Thursday, September 11, 2014

What your 1st-grade life says about the rest of it -- Washington Post

In 1982, two researchers from Johns Hopkins University began a study on 790 first-graders in Baltimore. Though the study was only intended to be a couple years long, it was extended and extended for 25 years. The study tracked the children each year, examining the course of their lives with respect to their socioeconomic background. This article provides a narrative of the researchers, as well as a few respondents' stories of success.
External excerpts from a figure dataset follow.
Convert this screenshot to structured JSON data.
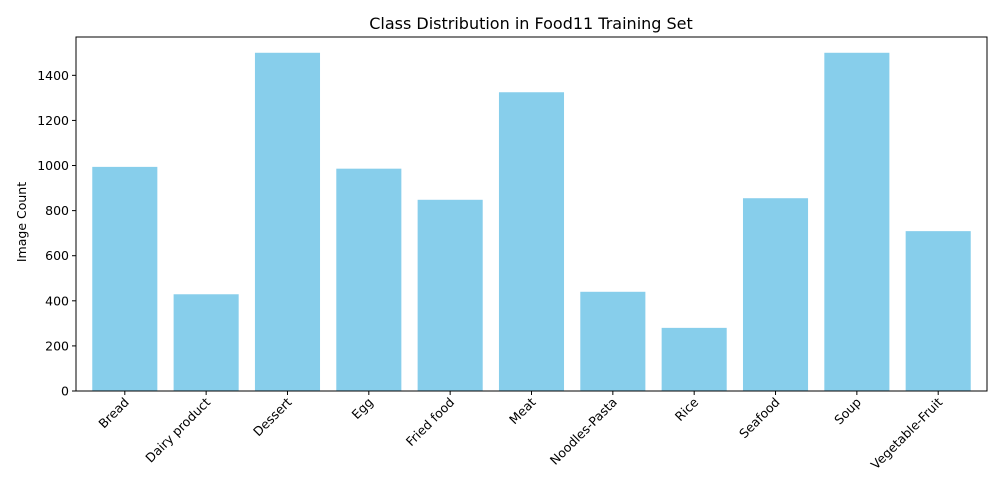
{
  "chart_data": {
    "type": "bar",
    "title": "Class Distribution in Food11 Training Set",
    "xlabel": "",
    "ylabel": "Image Count",
    "categories": [
      "Bread",
      "Dairy product",
      "Dessert",
      "Egg",
      "Fried food",
      "Meat",
      "Noodles-Pasta",
      "Rice",
      "Seafood",
      "Soup",
      "Vegetable-Fruit"
    ],
    "values": [
      994,
      429,
      1500,
      986,
      848,
      1325,
      440,
      280,
      855,
      1500,
      709
    ],
    "ylim": [
      0,
      1570
    ],
    "yticks": [
      0,
      200,
      400,
      600,
      800,
      1000,
      1200,
      1400
    ],
    "bar_color": "#87ceeb",
    "grid": false,
    "legend": "none",
    "xtick_rotation_deg": 45
  }
}
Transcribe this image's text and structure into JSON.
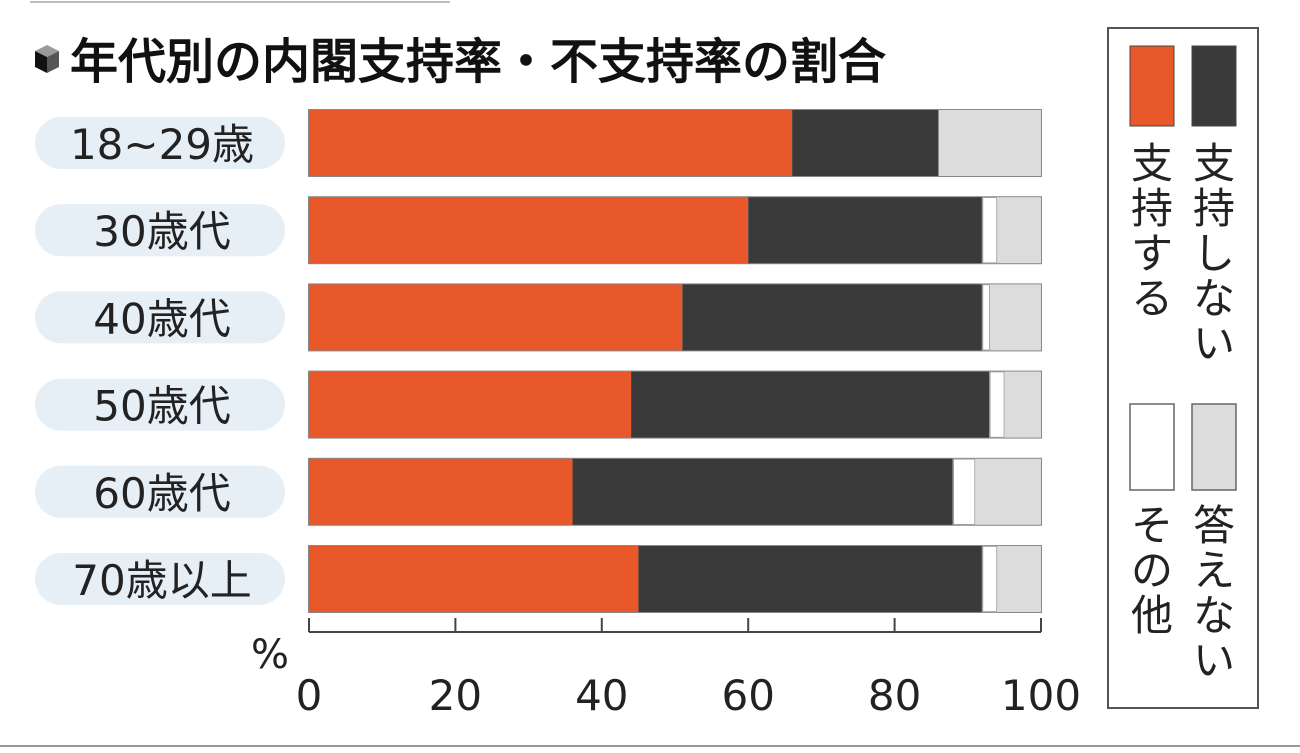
{
  "chart_data": {
    "type": "bar",
    "orientation": "horizontal",
    "stacked": true,
    "title": "年代別の内閣支持率・不支持率の割合",
    "unit_label": "%",
    "categories": [
      "18~29歳",
      "30歳代",
      "40歳代",
      "50歳代",
      "60歳代",
      "70歳以上"
    ],
    "series": [
      {
        "name": "支持する",
        "color": "#e8582a",
        "values": [
          66,
          60,
          51,
          44,
          36,
          45
        ]
      },
      {
        "name": "支持しない",
        "color": "#3a3a3a",
        "values": [
          20,
          32,
          41,
          49,
          52,
          47
        ]
      },
      {
        "name": "その他",
        "color": "#ffffff",
        "values": [
          0,
          2,
          1,
          2,
          3,
          2
        ]
      },
      {
        "name": "答えない",
        "color": "#dcdcdc",
        "values": [
          14,
          6,
          7,
          5,
          9,
          6
        ]
      }
    ],
    "x_ticks": [
      "0",
      "20",
      "40",
      "60",
      "80",
      "100"
    ],
    "xlim": [
      0,
      100
    ],
    "legend_placement": "right",
    "grid": false
  }
}
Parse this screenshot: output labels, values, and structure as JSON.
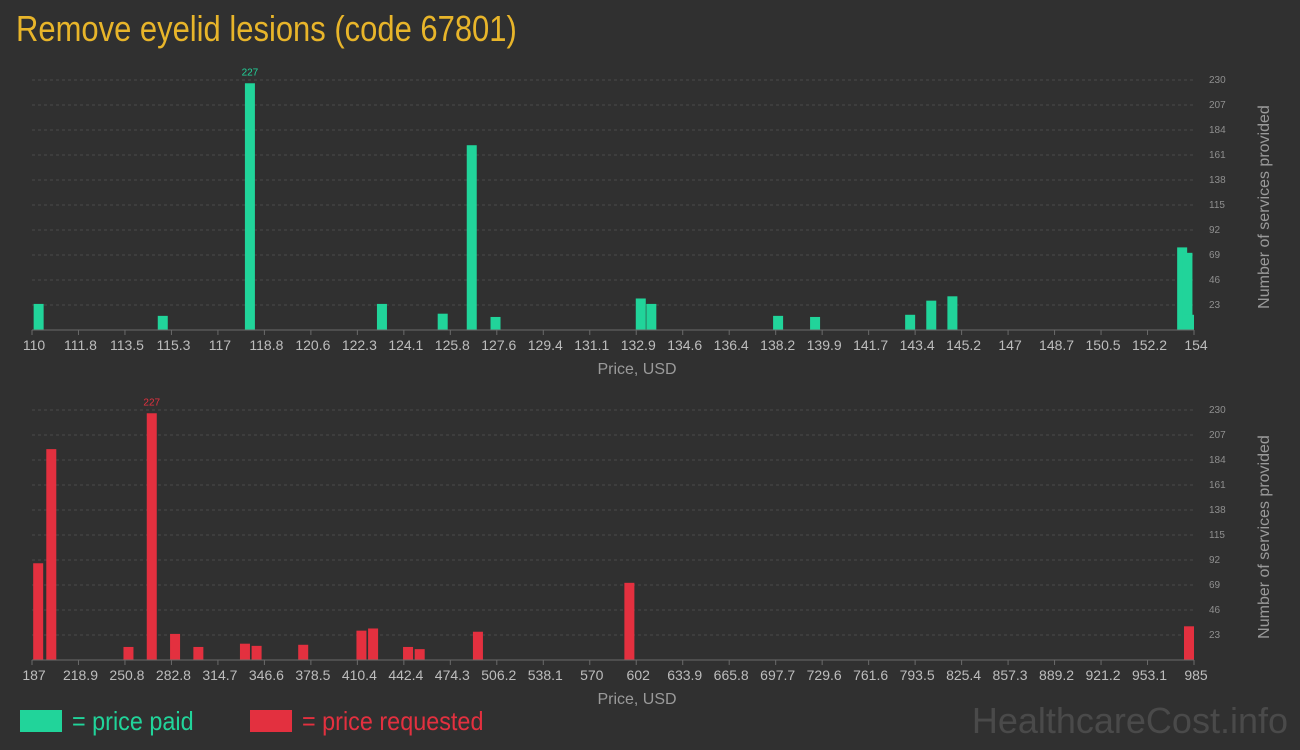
{
  "title": "Remove eyelid lesions (code 67801)",
  "chart_data": [
    {
      "type": "bar",
      "id": "price-paid",
      "xlabel": "Price, USD",
      "ylabel": "Number of services provided",
      "xlim": [
        110,
        154
      ],
      "ylim": [
        0,
        230
      ],
      "xticks": [
        "110",
        "111.8",
        "113.5",
        "115.3",
        "117",
        "118.8",
        "120.6",
        "122.3",
        "124.1",
        "125.8",
        "127.6",
        "129.4",
        "131.1",
        "132.9",
        "134.6",
        "136.4",
        "138.2",
        "139.9",
        "141.7",
        "143.4",
        "145.2",
        "147",
        "148.7",
        "150.5",
        "152.2",
        "154"
      ],
      "yticks": [
        23,
        46,
        69,
        92,
        115,
        138,
        161,
        184,
        207,
        230
      ],
      "color": "#21d49a",
      "x": [
        110.1,
        114.8,
        118.1,
        123.1,
        125.4,
        126.5,
        127.4,
        132.9,
        133.3,
        138.1,
        139.5,
        143.1,
        143.9,
        144.7,
        153.4,
        153.6,
        155.2,
        155.8
      ],
      "values": [
        24,
        13,
        227,
        24,
        15,
        170,
        12,
        29,
        24,
        13,
        12,
        14,
        27,
        31,
        76,
        71,
        11,
        14
      ],
      "data_labels": [
        {
          "x": 118.1,
          "text": "227"
        }
      ]
    },
    {
      "type": "bar",
      "id": "price-requested",
      "xlabel": "Price, USD",
      "ylabel": "Number of services provided",
      "xlim": [
        187,
        985
      ],
      "ylim": [
        0,
        230
      ],
      "xticks": [
        "187",
        "218.9",
        "250.8",
        "282.8",
        "314.7",
        "346.6",
        "378.5",
        "410.4",
        "442.4",
        "474.3",
        "506.2",
        "538.1",
        "570",
        "602",
        "633.9",
        "665.8",
        "697.7",
        "729.6",
        "761.6",
        "793.5",
        "825.4",
        "857.3",
        "889.2",
        "921.2",
        "953.1",
        "985"
      ],
      "yticks": [
        23,
        46,
        69,
        92,
        115,
        138,
        161,
        184,
        207,
        230
      ],
      "color": "#e3303f",
      "x": [
        188.5,
        197.5,
        250.5,
        266.5,
        282.5,
        298.5,
        330.5,
        338.5,
        370.5,
        410.5,
        418.5,
        442.5,
        450.5,
        490.5,
        594.5,
        980.5
      ],
      "values": [
        89,
        194,
        12,
        227,
        24,
        12,
        15,
        13,
        14,
        27,
        29,
        12,
        10,
        26,
        71,
        31
      ],
      "data_labels": [
        {
          "x": 266.5,
          "text": "227"
        }
      ]
    }
  ],
  "legend": {
    "paid_label": "= price paid",
    "requested_label": "= price requested"
  },
  "watermark": "HealthcareCost.info"
}
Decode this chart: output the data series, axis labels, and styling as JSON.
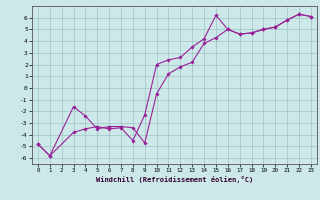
{
  "xlabel": "Windchill (Refroidissement éolien,°C)",
  "background_color": "#cce8e8",
  "grid_color": "#a0c4c4",
  "line_color": "#992299",
  "xlim": [
    -0.5,
    23.5
  ],
  "ylim": [
    -6.5,
    7.0
  ],
  "xticks": [
    0,
    1,
    2,
    3,
    4,
    5,
    6,
    7,
    8,
    9,
    10,
    11,
    12,
    13,
    14,
    15,
    16,
    17,
    18,
    19,
    20,
    21,
    22,
    23
  ],
  "yticks": [
    -6,
    -5,
    -4,
    -3,
    -2,
    -1,
    0,
    1,
    2,
    3,
    4,
    5,
    6
  ],
  "line1_x": [
    0,
    1,
    3,
    4,
    5,
    6,
    7,
    8,
    9,
    10,
    11,
    12,
    13,
    14,
    15,
    16,
    17,
    18,
    19,
    20,
    21,
    22,
    23
  ],
  "line1_y": [
    -4.8,
    -5.8,
    -3.8,
    -3.5,
    -3.3,
    -3.5,
    -3.4,
    -4.5,
    -2.3,
    2.0,
    2.4,
    2.6,
    3.5,
    4.2,
    6.2,
    5.0,
    4.6,
    4.7,
    5.0,
    5.2,
    5.8,
    6.3,
    6.1
  ],
  "line2_x": [
    0,
    1,
    3,
    4,
    5,
    6,
    7,
    8,
    9,
    10,
    11,
    12,
    13,
    14,
    15,
    16,
    17,
    18,
    19,
    20,
    21,
    22,
    23
  ],
  "line2_y": [
    -4.8,
    -5.8,
    -1.6,
    -2.4,
    -3.5,
    -3.3,
    -3.3,
    -3.4,
    -4.7,
    -0.5,
    1.2,
    1.8,
    2.2,
    3.8,
    4.3,
    5.0,
    4.6,
    4.7,
    5.0,
    5.2,
    5.8,
    6.3,
    6.1
  ]
}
This quotation from the article provides an interesting synopsis of the study's findings:
A mere 4 percent of the first-graders Alexander and Entwisle [the researchers] had classified as the “urban disadvantaged” had by the end of the study completed the college degree that’s become more valuable than ever in the modern economy. A related reality: Just 33 of 314 had left the low-income socioeconomic status of their parents for the middle class by age 28. ... The families and neighborhoods these children were born into cast a heavy influence over the rest of their lives, from how they fared in the first grade to what they became as grownups.
 The fact that those two things, families and neighborhoods, could have such an obvious impact on the success of a given child is a testimony of the inequalities in both parenting and in regards to the effects of growing up in a certain location within a city.

It is important to note, though, that the article is framed in terms of hope for getting out of the cycle of poverty. The stories here are all of children who were disadvantaged, but managed to succeed. While those are certainly the more uplifting, idealistic stories, they are the outliers. The bulk of the low-income children did not wind up living the "American dream," as we would like to believe, and therein lies the problem. We need to find a solution to help the children who were destined not to succeed right from the beginning of their lives.


Read the full article here: What your 1st-grade life says about the rest of it

Thursday, March 6, 2014

Why talk about inequality?

Inequality is rampant in today's society. In fact, it has been rampant for centuries. But why should we bother to write about it?

Americans like to think and talk about the "American Dream" -- the idealized notion that anyone can have money and a house and a stable life if they are willing to work hard to achieve it. That is not possible in all cases, though. Most kids have the same chances as their parents did to achieve upward mobility, according to a study led by Raj Chetty of Harvard. The odds of moving up on the income scale have not gotten any better over the last 50 years.

As cited by the Washington Post, the average wealth in the United States is between $250,000 and $300,000. However, median wealth in the US, which is not susceptible to outliers, is only $45,000. There are a lot of rich people in the US, but there are even more people who are poor. These are the people who are striving to be upwardly mobile, but something is stopping them.

In his article The Intergenerational Transmission of Context, Patrick Sharkey discusses upward mobility. On average, it takes seven generations for a family who is earning 50% of the median income to work their way up to median income, as demonstrated in Sharkey's graph below.


Seven generations is not the American Dream. Seven generations is the effect of social structures that don't allow for upward mobility or equality of opportunity.

This is why we need to talk about inequality. Something is preventing people from being upwardly mobile, and we need to change that if we want to have a fair society.